In the years after the Great Financial Crisis (GFC) (2007–2008), the central banks of the advanced economies adopted the so-called unconventional monetary policies (UMPs). The Bank of Japan (BoJ), like the other central banks, gradually changed its policy instruments from conventional ones, such as open market operations, to UMPs. UMPs raise concerns about legality, i.e., whether they exceed the legal authority granted to the central bank, and concerns about legitimacy, i.e., why a central bank with a “democratic deficit” could adopt such policies. This chapter will mainly focus on a legal analysis of the BoJ’s UMPs. It begins with an overview of the BoJ’s current monetary policy framework, which consists of inflation targeting, an extensive and broad-scale asset purchase programme, and yield curve control, then the Bank of Japan Act of 1997 (1997 Act) will be described and analysed. There are several legal or constitutional issues to consider in relation to the BoJ’s independence. The 1997 Act shares the common features with the modern central bank law that has been accepted worldwide since the 1990s.

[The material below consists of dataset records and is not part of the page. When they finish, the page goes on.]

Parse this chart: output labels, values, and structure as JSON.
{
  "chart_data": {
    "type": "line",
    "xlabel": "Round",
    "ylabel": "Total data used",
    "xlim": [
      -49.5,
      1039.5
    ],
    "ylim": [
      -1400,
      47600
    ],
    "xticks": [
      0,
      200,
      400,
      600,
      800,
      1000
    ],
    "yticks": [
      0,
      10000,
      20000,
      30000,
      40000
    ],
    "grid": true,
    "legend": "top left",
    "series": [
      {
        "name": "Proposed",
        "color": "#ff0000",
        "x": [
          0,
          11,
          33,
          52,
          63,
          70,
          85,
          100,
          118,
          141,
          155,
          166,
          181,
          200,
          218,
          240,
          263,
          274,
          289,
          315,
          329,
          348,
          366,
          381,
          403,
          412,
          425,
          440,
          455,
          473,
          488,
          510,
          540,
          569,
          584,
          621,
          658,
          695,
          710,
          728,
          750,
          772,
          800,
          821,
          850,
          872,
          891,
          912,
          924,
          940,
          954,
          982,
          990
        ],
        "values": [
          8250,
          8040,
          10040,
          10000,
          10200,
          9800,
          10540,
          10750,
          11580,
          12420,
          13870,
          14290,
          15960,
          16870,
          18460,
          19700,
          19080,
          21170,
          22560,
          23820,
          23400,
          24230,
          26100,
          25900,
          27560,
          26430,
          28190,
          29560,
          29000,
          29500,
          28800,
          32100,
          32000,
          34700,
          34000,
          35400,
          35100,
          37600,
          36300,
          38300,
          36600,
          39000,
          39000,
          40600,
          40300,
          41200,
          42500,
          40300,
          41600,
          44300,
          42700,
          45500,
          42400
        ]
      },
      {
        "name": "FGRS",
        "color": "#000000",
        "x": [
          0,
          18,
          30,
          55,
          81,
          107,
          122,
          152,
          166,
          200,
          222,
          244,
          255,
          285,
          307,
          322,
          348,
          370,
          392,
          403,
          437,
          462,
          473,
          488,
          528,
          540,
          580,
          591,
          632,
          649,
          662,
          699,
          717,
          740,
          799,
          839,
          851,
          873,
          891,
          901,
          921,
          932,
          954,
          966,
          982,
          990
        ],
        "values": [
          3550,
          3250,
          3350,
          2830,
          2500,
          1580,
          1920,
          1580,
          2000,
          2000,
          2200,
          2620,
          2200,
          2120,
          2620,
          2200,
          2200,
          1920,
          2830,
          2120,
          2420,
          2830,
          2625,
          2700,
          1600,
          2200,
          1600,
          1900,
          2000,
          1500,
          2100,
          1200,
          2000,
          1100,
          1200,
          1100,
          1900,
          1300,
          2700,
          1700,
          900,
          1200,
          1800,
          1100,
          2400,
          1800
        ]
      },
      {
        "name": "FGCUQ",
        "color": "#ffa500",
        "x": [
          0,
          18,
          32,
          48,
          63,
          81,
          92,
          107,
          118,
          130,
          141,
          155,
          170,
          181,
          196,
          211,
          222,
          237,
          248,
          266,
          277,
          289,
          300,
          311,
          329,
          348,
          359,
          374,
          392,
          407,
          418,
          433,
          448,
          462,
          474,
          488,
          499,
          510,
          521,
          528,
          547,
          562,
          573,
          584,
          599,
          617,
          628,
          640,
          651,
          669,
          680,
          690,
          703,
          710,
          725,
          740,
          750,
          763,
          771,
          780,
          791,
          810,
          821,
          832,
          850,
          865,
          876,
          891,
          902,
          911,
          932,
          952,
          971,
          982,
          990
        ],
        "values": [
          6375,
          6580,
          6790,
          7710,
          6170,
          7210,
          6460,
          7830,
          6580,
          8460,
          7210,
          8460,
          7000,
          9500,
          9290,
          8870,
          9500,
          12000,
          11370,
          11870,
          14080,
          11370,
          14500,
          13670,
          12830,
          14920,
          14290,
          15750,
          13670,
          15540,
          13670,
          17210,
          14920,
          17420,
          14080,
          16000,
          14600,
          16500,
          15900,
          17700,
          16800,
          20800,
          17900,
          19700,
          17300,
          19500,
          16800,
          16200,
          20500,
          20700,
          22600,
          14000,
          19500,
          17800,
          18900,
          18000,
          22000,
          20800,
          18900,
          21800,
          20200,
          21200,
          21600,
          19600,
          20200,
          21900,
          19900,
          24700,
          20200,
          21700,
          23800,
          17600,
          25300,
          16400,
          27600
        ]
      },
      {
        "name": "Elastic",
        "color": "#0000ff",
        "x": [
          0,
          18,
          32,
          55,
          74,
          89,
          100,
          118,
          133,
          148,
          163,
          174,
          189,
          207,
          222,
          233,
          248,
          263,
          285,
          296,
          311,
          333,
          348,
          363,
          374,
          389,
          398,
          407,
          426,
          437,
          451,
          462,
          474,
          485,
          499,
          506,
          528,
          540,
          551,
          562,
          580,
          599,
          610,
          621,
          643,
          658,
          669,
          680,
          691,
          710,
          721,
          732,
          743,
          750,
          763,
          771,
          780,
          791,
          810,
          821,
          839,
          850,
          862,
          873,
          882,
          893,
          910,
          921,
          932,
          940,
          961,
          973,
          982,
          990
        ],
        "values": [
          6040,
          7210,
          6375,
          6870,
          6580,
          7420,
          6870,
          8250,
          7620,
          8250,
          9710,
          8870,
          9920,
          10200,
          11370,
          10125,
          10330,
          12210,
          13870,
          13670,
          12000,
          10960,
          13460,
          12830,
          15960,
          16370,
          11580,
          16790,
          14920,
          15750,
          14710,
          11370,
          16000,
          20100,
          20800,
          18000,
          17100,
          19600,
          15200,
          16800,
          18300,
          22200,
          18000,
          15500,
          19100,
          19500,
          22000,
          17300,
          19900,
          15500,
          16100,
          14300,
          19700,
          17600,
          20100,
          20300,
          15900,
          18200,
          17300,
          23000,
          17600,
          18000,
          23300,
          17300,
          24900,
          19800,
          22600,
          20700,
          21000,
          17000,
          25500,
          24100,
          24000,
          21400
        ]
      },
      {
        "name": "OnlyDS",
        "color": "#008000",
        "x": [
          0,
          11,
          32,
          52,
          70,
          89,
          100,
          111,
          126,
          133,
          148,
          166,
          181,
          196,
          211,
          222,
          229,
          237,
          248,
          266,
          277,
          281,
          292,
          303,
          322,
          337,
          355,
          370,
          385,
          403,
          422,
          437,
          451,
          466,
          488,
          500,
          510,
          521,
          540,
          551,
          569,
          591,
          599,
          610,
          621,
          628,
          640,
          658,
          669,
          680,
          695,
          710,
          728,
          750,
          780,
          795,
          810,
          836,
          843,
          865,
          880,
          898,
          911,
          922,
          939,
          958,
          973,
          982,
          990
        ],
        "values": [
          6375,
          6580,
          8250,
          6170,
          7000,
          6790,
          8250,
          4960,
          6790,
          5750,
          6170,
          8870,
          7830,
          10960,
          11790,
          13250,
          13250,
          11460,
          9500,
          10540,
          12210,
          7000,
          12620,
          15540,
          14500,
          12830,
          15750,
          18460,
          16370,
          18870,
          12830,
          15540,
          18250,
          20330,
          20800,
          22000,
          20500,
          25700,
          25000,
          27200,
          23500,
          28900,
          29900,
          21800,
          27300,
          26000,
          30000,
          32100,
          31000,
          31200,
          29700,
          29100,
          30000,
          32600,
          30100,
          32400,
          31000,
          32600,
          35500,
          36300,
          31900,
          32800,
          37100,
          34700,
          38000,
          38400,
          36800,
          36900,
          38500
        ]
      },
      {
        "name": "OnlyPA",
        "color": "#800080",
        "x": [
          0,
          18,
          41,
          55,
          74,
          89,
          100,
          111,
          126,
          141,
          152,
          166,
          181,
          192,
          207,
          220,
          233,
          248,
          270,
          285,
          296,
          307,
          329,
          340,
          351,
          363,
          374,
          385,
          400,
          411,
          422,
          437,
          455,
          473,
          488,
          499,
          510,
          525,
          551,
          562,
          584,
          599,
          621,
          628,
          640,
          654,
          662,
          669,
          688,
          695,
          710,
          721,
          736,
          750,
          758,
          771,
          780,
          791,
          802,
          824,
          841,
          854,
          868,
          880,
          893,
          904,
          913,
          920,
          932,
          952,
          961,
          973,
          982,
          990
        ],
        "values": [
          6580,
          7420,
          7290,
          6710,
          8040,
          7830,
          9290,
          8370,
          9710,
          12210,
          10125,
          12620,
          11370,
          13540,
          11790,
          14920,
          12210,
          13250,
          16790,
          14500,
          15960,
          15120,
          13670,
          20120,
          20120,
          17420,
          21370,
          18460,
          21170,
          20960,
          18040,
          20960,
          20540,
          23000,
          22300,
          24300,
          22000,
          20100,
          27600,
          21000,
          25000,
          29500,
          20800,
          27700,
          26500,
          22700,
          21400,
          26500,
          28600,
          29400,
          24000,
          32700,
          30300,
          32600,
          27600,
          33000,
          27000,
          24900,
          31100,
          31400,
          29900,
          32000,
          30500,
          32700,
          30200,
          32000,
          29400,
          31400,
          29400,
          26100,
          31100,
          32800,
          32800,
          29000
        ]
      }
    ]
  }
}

The 1997 Act provides price stability as the objective of the BoJ’s monetary policy, guarantees the BoJ’s independence (autonomy) more strongly than before, and introduces mechanisms to ensure both accountability and transparency. But, the 1997 Act also gives the BoJ a variety of policy objectives other than monetary policy, adjusts the degree of independence within that scope, and pays attention to co-ordination with the government. Against these backgrounds, the compliance of the BoJ’s UMPs with the 1997 Act is examined. The BoJ’s UMPs—although admittedly in a grey zone—cannot yet be assessed as being illegal. The BoJ has repeatedly stated that the UMPs are in compliance with the 1997 Act. Both the general public and the Diet also accept this explanation, at least on the surface. It is understood that the BoJ’s monetary policy has been found to be compliant with the 1997 Act through this accountability mechanism. However, even if this is the case, this does not mean that legitimacy problems do not arise. The UMPs adopted have significant fiscal and economic consequences. Such a policy in support of fiscal and economic policy may, in some cases, lead to a situation in which the central bank is subordinated to the government.